Qatar’s bid to boost its global standing by hosting the 2022 FIFA World Cup is hardly unprecedented. Adolf Hitler hoped the 1936 Olympics would demonstrate the merits of his terrible ideals (Jesse Owens had other plans), while modern authoritarians in China and Russia use sports to bolster their nationalist credos. Even democratic leaders vie to host prestigious sporting events in the usually vain hope of boosting economic growth and raising tourism baselines long after the final whistle.
“Sportswashing” of this kind often serves to distract people from bad government behavior in other arenas. But in Qatar’s case, it was the government’s eagerness to host the World Cup that fostered deadly abuses.
Since FIFA awarded Qatar the hosting rights in December 2010, more than 6,500 migrant workers are known to have died in Qatar, according to a February 2021 Guardian report. That combined number came from the governments of Bangladesh, India, Nepal, Pakistan, and Sri Lanka. The true total may be much higher, since large numbers of Kenyans and Filipinos also are working in Qatar.
Most of these workers died while building the vast infrastructure the country needed to host the roughly 1.5 million foreign fans who are expected to attend the World Cup in November and December. In 2015, when the migrant worker death toll was at least 1,200, the BBC reported that workers were building “subways, hotels, and even an entire city…not to mention an airport, numerous roads, a new sewerage system in central Doha and 20 skyscrapers.”
Qatar’s insufficient infrastructure raised major concerns when it won the right to host over countries that already had adequate transportation and sports facilities, including Australia, Japan, South Korea, and the United States. In 2018, the United States won the right to host the 2026 World Cup in a joint bid with Canada and Mexico.
According to that 2021 Guardian report, the World Cup’s organizing committee said 37 people have died while working on the eight World Cup stadiums. According to data compiled by The Washington Post in 2015, the known death toll during stadium construction was six for the 2008 Summer Olympics in Beijing, 10 for the 2014 World Cup in Brazil, and two for the 2010 World Cup in South Africa. Sixty people reportedly died while working on facilities for the 2014 Winter Olympics in Russia.

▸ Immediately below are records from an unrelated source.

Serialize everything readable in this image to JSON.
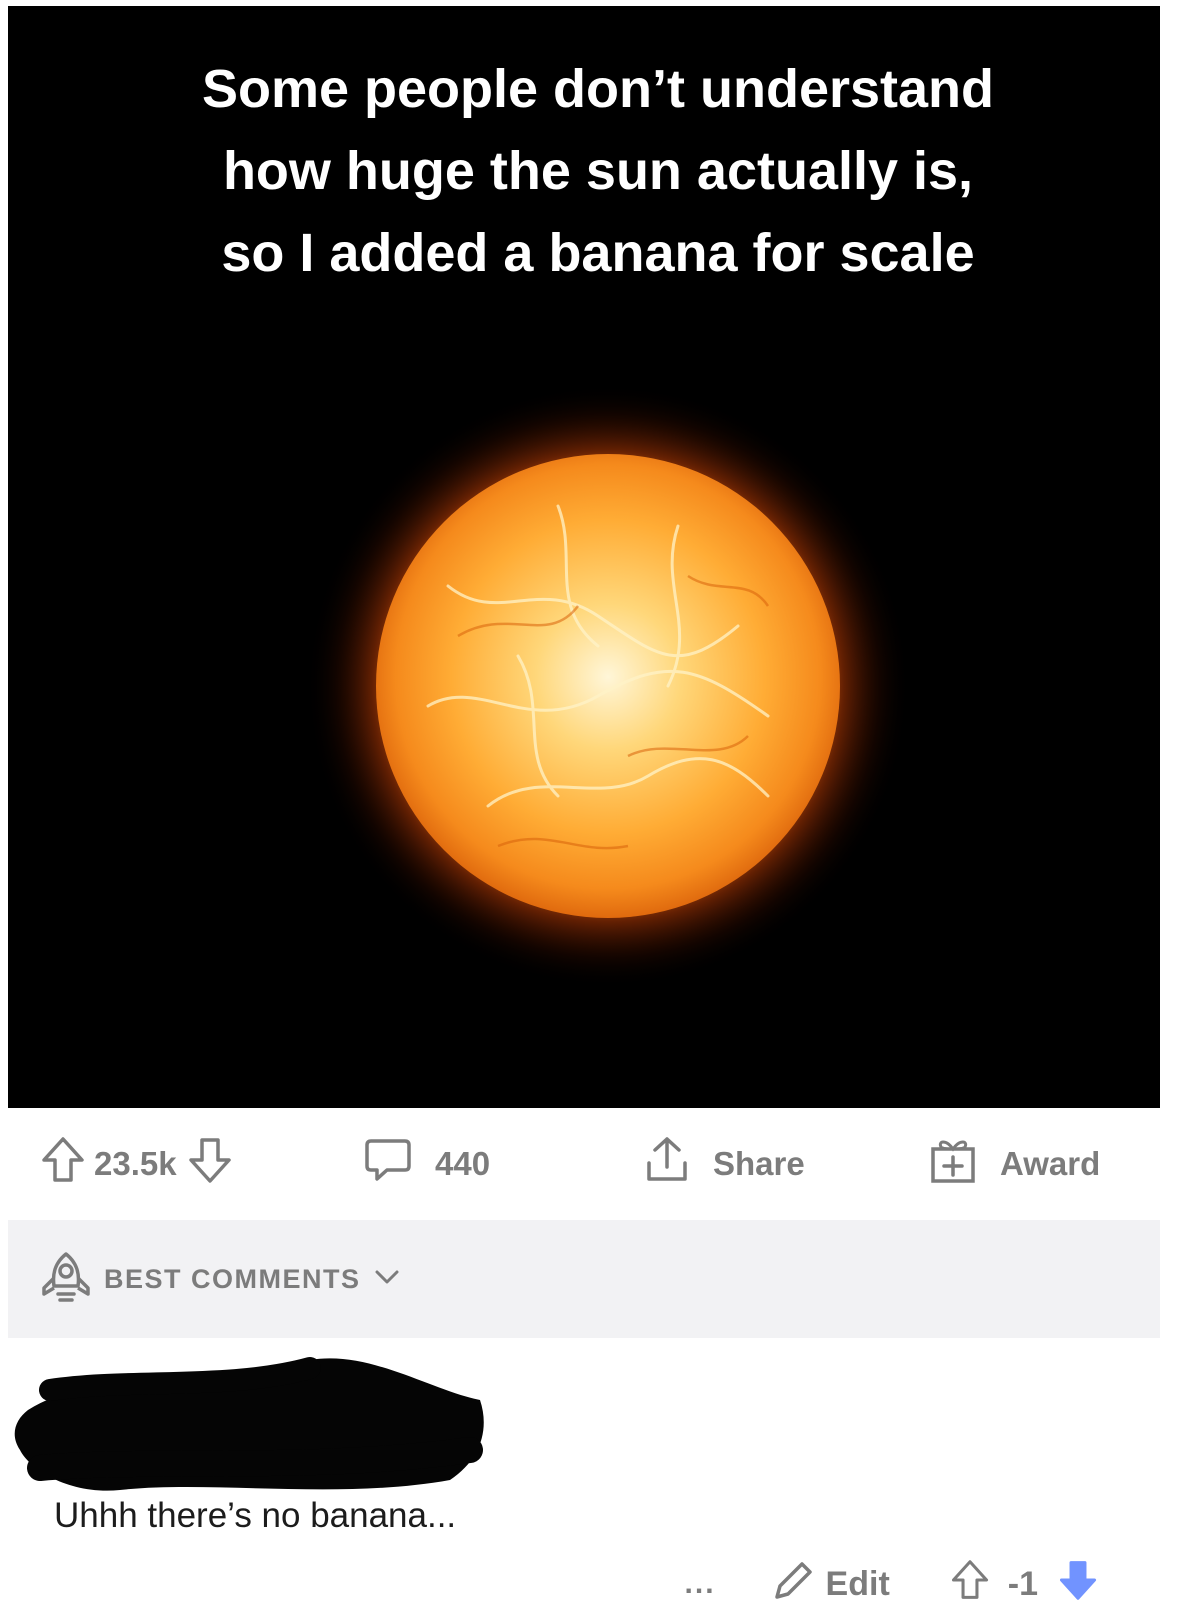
{
  "post": {
    "caption_lines": [
      "Some people don’t understand",
      "how huge the sun actually is,",
      "so I added a banana for scale"
    ],
    "image_subject": "sun",
    "votes": "23.5k",
    "comments_count": "440",
    "share_label": "Share",
    "award_label": "Award"
  },
  "sort": {
    "label": "BEST COMMENTS",
    "icon": "rocket-icon"
  },
  "comment": {
    "body": "Uhhh there’s no banana...",
    "more_label": "...",
    "edit_label": "Edit",
    "score": "-1",
    "downvoted": true
  },
  "colors": {
    "meta_gray": "#7c7c7c",
    "downvote_active": "#7193ff",
    "sort_bar_bg": "#f2f2f4",
    "image_bg": "#000000"
  }
}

Qatar’s organizing committee claims 34 of those 37 deaths were not work-related. But Qatari authorities frequently exclude the deaths of otherwise healthy young workers who collapse on the job in Qatar’s intense heat. Consider, for example, Sujan Miah, a Bangladeshi “pipe fitter on a project in the desert” who, according to Amnesty International, was found dead in his bed after four days of temperatures above 104 degrees Fahrenheit.
While workers should be free to take on dangerous jobs, it is difficult for Qatar’s migrant workers to leave if they find conditions unbearable due to strict laws around labor mobility. Many pay hundreds or thousands of dollars in fees to recruitment agents just to get their jobs and never manage to pay off their debts after years of work.
Mohammad Shahid Miah, for example, paid more than $4,000 in recruitment fees to land a construction job in Qatar in 2017. In September 2020, he died of electrocution when rainwater came into contact with exposed wires in his worker housing. According to The Guardian, “the debt has now been passed on to his distraught and impoverished parents” in Bangladesh.
Qatar instituted some labor reforms in 2018 regarding permission to leave the country or switch jobs. But according to Human Rights Watch, “employers still wield tremendous control over migrant workers’ lives…leaving workers debt-burdened and in constant fear of retaliation.” It wasn’t until January 2020 that the government allowed most migrant workers to leave without permission from their employers.
Qatar’s illiberal laws do not apply just to migrant workers. Foreign fans should be careful about saying anything negative during their travels.
The Athletic notes that Qatar may punish “anyone who broadcasts, publishes, or republishes false or biased rumours, statements, or news, or inflammatory propaganda, domestically or abroad, with the intent to harm national interests, stir up public opinion, or infringe on the social system or the public system of the state.” The potential penalties include up to five years in prison and a $25,000 fine.